We Wear the Mask

Happy Hump Day.  I’m weary today…the code switching, and systems navigation is exhausting, and frankly I’ve grown tired of making others comfortable by diluting myself.  My words, my hair, my language, my concerns, my intelligence.  This picks at my soul and discounts my gifts.  Conditional, sometime-y acceptance is a lie.  I want to scream, “Dig me as I am, or keep it pushin’! Get right with who you are, and you likely wouldn’t be so damn scared of me!”

I, of course, need my job.  I also aim to leverage resources to struggling youth and communities.  Whether that’s mentors, money, or visibility, I measure my success on how many new faces I see at the table, and if we can all eat while we sit there.  This requires a masquerade of sorts.  Musical identities, small talk, and adaptability that rivals tofu.  While mastering a variety of contexts is important, those in power do not often realize (or even friggin’ care), that the conditions placed upon the very “diverse voices” you solicit, come at a cost to our souls.

To the decision makers, the leaders of both the new and the old guard, I say:

It hurts when you don’t take me as I am.  It is an act of violence to impose your dominance on others.  You torment your fellow brothers, sisters, and children when you maintain your power by fueling oppressive systems, and fearing those who don’t fit in the boxes you’ve preserve out of complacency and ignorance.

Paul Laurence Dunbar lays it out so cold:

We Wear the Mask

We wear the mask that grins and lies,
It hides our cheeks and shades our eyes,–
This debt we pay to human guile;
With torn and bleeding hearts we smile,
And mouth with myriad subtleties.

Why should the world be over-wise,
In counting all our tears and sighs?
Nay, let them only see us, while
We wear the mask.

We smile, but, O great Christ, our cries
To thee from tortured souls arise.
We sing, but oh the clay is vile
Beneath our feet, and long the mile;
But let the world dream otherwise,
We wear the mask!

-Dunbar, Paul Laurence. The Collected Poetry of Paul Laurence Dunbar. Joanne M. Braxton, ed. Charlottesville: University Press of Virginia, 1993.

Now, you know he nailed it.  I’m not angry, I just ain’t gonna smile all the damn time.  Just like the mask from our Halloween costumes, it gets hot, sticky, and uncomfortable under that mask.  You can’t see everything like you want, but you have to keep it on for folks to buy into the image you want to convey.  Eventually though, you can’t take it anymore and you have to take it off.

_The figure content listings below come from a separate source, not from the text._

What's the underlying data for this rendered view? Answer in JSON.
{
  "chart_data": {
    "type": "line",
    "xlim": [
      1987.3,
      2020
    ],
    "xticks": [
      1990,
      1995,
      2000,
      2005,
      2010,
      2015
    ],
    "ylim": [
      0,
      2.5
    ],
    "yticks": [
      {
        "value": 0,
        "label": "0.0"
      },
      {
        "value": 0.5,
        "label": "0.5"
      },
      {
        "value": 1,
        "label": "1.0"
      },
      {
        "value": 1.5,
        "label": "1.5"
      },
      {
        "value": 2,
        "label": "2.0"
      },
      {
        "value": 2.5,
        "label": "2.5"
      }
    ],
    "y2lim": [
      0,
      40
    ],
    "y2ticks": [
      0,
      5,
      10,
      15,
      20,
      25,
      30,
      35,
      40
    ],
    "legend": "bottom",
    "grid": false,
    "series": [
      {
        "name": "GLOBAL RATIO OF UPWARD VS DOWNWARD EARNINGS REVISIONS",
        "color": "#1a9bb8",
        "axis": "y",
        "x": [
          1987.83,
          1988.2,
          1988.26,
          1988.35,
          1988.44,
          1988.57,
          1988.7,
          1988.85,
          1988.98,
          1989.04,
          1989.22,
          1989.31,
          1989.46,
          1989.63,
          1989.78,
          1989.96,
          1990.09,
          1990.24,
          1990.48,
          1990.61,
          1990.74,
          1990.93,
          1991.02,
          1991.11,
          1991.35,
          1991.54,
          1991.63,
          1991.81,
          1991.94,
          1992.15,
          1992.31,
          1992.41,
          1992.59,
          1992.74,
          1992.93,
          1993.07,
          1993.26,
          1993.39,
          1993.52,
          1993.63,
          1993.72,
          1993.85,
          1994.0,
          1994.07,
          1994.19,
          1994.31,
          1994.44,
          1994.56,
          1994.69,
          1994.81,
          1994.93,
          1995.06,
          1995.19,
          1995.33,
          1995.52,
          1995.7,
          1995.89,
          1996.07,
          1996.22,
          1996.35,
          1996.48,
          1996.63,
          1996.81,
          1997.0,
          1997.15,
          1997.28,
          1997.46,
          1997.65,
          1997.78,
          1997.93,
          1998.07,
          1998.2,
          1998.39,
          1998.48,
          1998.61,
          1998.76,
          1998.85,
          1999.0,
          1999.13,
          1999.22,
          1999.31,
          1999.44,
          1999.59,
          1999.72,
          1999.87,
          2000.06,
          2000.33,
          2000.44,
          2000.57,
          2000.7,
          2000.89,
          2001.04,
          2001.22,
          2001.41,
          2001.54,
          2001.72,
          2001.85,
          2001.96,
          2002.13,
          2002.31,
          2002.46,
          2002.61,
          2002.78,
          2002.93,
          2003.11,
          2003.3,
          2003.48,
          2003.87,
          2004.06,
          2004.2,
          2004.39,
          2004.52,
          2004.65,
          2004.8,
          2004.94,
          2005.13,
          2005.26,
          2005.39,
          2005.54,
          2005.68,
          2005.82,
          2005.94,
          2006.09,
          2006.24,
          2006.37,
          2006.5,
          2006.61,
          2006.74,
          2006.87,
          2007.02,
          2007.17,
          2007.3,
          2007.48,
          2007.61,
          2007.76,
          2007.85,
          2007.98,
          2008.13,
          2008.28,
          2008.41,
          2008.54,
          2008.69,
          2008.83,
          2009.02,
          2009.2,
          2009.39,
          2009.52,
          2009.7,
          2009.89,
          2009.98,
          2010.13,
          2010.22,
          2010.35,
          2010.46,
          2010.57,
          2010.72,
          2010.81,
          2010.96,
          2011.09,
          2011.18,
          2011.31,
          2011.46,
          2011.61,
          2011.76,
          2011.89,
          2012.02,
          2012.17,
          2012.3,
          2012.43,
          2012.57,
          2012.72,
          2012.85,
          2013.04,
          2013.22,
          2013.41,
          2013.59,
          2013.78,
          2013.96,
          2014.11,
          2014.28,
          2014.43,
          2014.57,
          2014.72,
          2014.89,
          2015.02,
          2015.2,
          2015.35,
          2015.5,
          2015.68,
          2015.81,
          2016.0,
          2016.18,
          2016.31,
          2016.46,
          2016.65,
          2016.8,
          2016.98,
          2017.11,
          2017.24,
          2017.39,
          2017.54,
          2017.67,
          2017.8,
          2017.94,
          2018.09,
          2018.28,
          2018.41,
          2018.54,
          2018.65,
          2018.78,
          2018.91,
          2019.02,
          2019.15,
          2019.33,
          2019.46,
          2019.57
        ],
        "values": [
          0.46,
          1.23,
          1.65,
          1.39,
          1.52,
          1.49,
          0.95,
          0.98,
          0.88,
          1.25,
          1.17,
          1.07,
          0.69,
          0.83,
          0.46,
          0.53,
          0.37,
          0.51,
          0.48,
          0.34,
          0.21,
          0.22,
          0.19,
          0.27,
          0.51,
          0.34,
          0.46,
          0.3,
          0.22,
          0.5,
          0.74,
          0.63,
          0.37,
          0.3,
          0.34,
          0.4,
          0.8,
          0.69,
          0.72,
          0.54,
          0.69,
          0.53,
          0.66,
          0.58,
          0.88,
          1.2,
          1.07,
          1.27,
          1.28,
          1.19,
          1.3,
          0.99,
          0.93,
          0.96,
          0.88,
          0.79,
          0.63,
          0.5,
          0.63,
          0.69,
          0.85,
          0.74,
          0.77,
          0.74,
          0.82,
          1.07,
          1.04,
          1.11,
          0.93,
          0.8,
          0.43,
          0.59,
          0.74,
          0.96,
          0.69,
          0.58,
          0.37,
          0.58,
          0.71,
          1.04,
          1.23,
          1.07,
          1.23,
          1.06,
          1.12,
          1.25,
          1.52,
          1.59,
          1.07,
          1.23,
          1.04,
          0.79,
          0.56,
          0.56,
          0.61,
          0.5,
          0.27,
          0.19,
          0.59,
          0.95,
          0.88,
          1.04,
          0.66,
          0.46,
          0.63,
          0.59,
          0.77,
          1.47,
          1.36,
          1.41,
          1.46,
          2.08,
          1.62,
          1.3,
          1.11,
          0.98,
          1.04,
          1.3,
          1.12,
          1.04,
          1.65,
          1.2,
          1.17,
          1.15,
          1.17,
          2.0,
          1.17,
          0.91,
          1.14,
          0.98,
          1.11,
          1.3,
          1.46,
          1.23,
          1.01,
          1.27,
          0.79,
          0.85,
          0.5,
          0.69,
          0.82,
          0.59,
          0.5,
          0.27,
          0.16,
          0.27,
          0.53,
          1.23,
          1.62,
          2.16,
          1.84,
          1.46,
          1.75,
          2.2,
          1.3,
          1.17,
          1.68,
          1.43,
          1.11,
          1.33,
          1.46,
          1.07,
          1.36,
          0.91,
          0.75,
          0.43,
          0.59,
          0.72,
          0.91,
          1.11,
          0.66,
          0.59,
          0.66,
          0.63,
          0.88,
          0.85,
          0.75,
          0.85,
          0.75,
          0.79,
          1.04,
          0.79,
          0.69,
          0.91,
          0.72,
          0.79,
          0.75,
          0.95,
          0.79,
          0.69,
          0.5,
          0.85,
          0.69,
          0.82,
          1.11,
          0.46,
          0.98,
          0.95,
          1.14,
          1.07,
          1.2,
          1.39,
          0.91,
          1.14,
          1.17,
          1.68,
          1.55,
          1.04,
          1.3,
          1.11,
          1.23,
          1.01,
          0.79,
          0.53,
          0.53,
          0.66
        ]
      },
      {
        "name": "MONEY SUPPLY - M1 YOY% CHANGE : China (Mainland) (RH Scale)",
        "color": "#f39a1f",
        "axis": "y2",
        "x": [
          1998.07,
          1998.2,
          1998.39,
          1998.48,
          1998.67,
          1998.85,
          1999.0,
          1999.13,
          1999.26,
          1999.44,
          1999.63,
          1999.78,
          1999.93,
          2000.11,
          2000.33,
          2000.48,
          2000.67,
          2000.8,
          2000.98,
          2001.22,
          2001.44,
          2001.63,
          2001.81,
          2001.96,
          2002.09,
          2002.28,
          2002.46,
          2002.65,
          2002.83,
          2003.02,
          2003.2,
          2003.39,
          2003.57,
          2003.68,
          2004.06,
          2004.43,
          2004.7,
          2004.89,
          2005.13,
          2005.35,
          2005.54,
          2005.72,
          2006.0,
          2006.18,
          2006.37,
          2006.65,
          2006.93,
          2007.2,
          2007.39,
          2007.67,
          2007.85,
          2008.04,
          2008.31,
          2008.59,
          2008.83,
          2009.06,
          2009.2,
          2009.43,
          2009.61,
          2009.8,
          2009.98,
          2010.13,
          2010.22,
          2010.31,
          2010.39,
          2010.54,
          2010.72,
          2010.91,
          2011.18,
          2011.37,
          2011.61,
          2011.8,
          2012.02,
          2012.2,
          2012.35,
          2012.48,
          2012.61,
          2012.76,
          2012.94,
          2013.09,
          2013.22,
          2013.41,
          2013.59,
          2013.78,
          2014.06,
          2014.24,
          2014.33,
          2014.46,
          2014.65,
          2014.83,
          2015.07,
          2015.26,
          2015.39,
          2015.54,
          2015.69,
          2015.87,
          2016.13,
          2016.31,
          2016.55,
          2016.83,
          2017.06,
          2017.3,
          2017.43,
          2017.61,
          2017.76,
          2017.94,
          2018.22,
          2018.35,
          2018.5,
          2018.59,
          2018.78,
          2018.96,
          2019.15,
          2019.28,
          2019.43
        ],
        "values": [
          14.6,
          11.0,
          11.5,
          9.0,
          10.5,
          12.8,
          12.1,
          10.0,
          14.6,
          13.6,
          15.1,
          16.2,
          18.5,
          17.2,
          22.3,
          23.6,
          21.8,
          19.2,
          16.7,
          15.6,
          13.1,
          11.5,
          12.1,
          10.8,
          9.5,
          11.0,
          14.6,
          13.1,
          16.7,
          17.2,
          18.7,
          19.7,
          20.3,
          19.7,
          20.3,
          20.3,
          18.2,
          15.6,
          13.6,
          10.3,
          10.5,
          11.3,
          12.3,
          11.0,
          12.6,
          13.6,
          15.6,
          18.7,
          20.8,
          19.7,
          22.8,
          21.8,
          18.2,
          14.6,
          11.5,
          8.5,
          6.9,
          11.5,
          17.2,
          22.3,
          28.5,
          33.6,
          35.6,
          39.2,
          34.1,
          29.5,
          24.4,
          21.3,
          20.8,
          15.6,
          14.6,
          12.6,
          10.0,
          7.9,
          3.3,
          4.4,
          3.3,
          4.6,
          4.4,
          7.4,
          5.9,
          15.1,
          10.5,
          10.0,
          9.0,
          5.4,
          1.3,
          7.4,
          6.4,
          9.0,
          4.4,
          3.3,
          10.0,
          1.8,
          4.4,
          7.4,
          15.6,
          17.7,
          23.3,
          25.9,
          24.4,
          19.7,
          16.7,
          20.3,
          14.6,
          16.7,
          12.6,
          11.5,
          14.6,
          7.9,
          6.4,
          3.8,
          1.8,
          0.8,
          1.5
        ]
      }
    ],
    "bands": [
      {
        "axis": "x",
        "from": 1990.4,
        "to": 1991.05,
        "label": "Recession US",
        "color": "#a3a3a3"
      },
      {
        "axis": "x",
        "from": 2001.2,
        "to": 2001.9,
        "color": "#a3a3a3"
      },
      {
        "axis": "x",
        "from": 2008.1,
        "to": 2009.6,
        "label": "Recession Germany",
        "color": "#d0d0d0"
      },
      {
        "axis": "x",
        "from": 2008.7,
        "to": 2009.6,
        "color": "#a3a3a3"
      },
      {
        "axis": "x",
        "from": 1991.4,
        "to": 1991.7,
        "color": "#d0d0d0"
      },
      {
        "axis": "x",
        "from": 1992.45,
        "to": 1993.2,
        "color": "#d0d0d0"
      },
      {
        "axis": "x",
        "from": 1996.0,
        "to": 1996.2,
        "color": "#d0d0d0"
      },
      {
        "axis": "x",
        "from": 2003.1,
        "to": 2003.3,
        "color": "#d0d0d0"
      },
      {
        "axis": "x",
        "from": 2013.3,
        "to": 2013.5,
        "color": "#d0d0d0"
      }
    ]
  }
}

I have more to offer than humor, soul food, or sex.  There’s all kinds of intellectual ammunition going on here, people.

boom

The older I get, the less I smile.  This is my reasonable service to those who follow me.  I speak rather than smile.  I assert without apology.  I let my hair down (literally), stare leaders in the eye as I educate and inform versus explain and translate.  I bring light to substantive issues rather than interpret slang and dance moves.  The only way to properly thank those before me is to keep the tension in the room going.  Keep pushin’ back. Live outside the labels I didn’t create.

I’m finding the key to maintaining my gumption lies in my circle.  I thank God for a personal and professional community of people who will take the risks with and on behalf of all of the souls that live behind the mask.  After all, masks should be hanging on a wall, right?